Dans ce but, il ne s'agit plus de fabriquer des artéfacts (images, installations, performances) pour leurs qualités formelles, mais pour la manière dont ils vont interagir avec ceux qui les perçoivent. La matière première du travail des artistes contemporains est donc immatérielle. Elle est constituée par les intentionnalités qui entourent l'œuvre — c'est à dire l'ensemble des intentions affichées par l'auteur et celles qu'on lui attribue, celles déployées par l'œuvre elle-même et l'endroit où elle se trouve. 
C'est ce jeu d'intentions, en lieu et place des formes et des couleurs de l'art "traditionnel", qui a la charge de susciter une expérience esthétique. 

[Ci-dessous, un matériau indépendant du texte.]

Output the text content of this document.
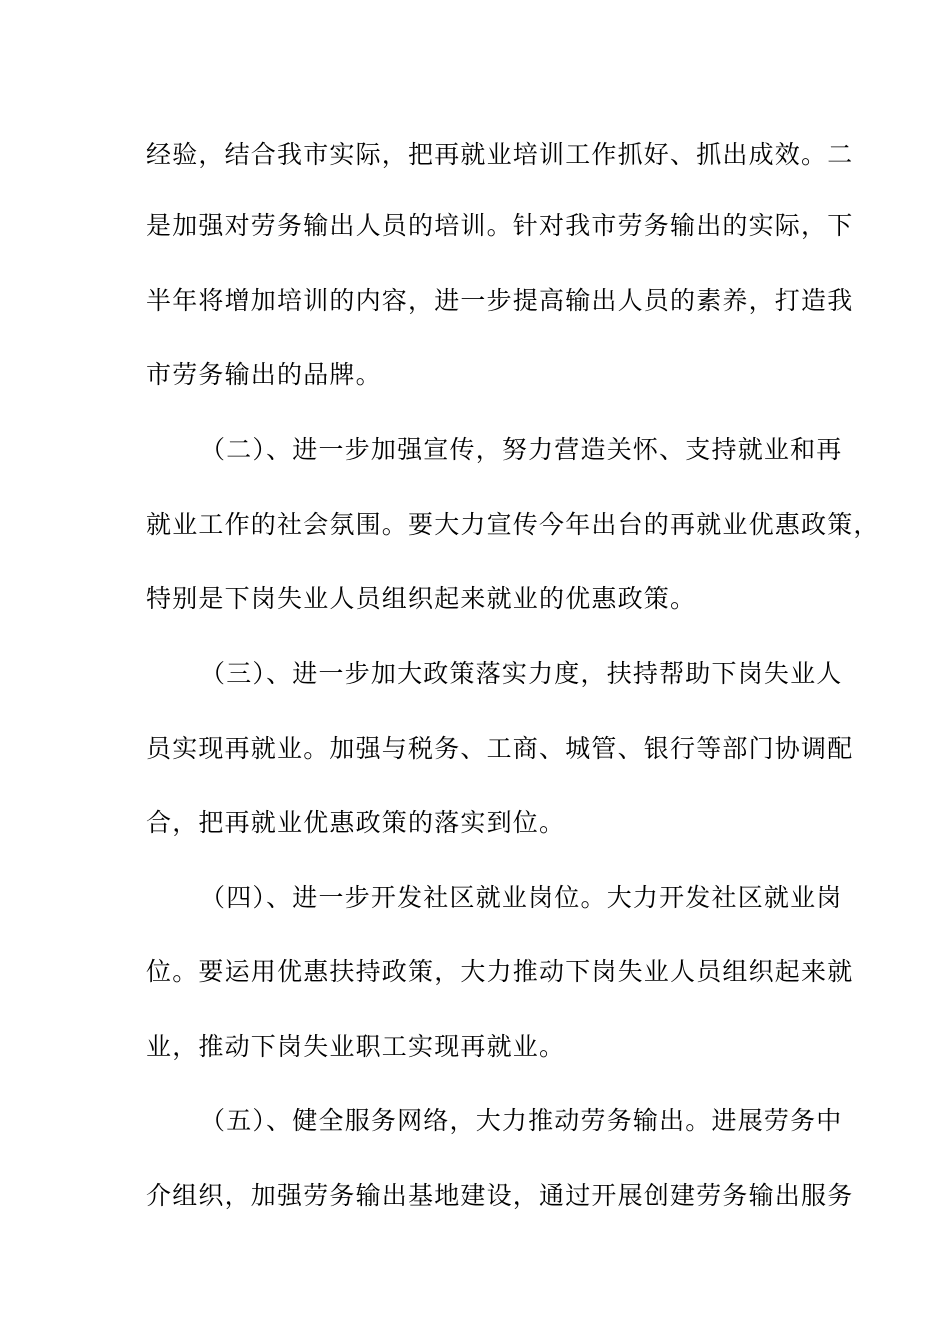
经验，结合我市实际，把再就业培训工作抓好、抓出成效。二
是加强对劳务输出人员的培训。针对我市劳务输出的实际，下
半年将增加培训的内容，进一步提高输出人员的素养，打造我
市劳务输出的品牌。
（二）、进一步加强宣传，努力营造关怀、支持就业和再
就业工作的社会氛围。要大力宣传今年出台的再就业优惠政策，
特别是下岗失业人员组织起来就业的优惠政策。
（三）、进一步加大政策落实力度，扶持帮助下岗失业人
员实现再就业。加强与税务、工商、城管、银行等部门协调配
合，把再就业优惠政策的落实到位。
（四）、进一步开发社区就业岗位。大力开发社区就业岗
位。要运用优惠扶持政策，大力推动下岗失业人员组织起来就
业，推动下岗失业职工实现再就业。
（五）、健全服务网络，大力推动劳务输出。进展劳务中
介组织，加强劳务输出基地建设，通过开展创建劳务输出服务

Bertrand Lavier, "Brandt-Haffner", 1984.

Jeff Koons, "New-Hoover-Deluxe-Shampoo-Polishers", 1980-86.
 
Mais pour cela, il ne suffit pas de continuer à exposer des objets du quotidien dans un musée où, a priori, ils n'ont rien à faire. Marcel Duchamp s'en est chargé avec ses Ready made et l'idée est maintenant épuisée. Le peu d'enthousiasme que suscite le déploiement d'électro-ménager de Bertrand Lavier ou de Jeff Koons, par exemple, le montre clairement. 
Au contraire, il est nécessaire de faire en sorte que l'installation matérielle soit également une installation mentale qui retient l'attention et la modèle de façon appropriée.  
 
Peter Fischli et David Weiss, "Équilibres", 1984-86. 
 
C'est ce qu'ont manifestement intégré Peter Fischli et David Weiss. En inventant une manière inattendue de présenter de banals objets, ils créent, dans l'esprit du regardeur, une tension entre deux types de représentation mentale : d'une partcelle statique et sage que les ustensiles ménagers sont censés avoir pour nous et, d'autre part, leur agencement en équilibre précaire qui les transfigure en acrobates de cirque
La dissonance cognitive que cela produit fonctionne de la même manière que la naissance d'une idée dans le cerveau humain. Le rapprochement inopiné entre deux domaines qui n'ont rien à voir habituellement provoque une sorte de court-circuit. Une étincelle qui, en présence d'une œuvre, se développe en expérience esthétique mais qui, dans d'autres contextes, peut se manifester par le rire lorsqu'on découvre la chute d'une histoire drôle, ou l’enthousiasme qui accompagne l'invention scientifique. 

 
La comparaison entre deux autres installations similaires nous permet de mieux comprendre comment une idée peut se transformer en œuvre et toucher ses regardeurs. 
L'installation de Mathieu Mercier, intitulée Le pavillon, a été couronnée, en 2003, par le premier prix Marcel Duchamp. Il s'agit de la reproduction grandeur nature, ou presque, d'un pavillon de banlieue. On saisit aisément l'intention de l'auteur : exposer la banalité de l'existence périurbaine dans un lieu dédié à l'exceptionnalité de la création. 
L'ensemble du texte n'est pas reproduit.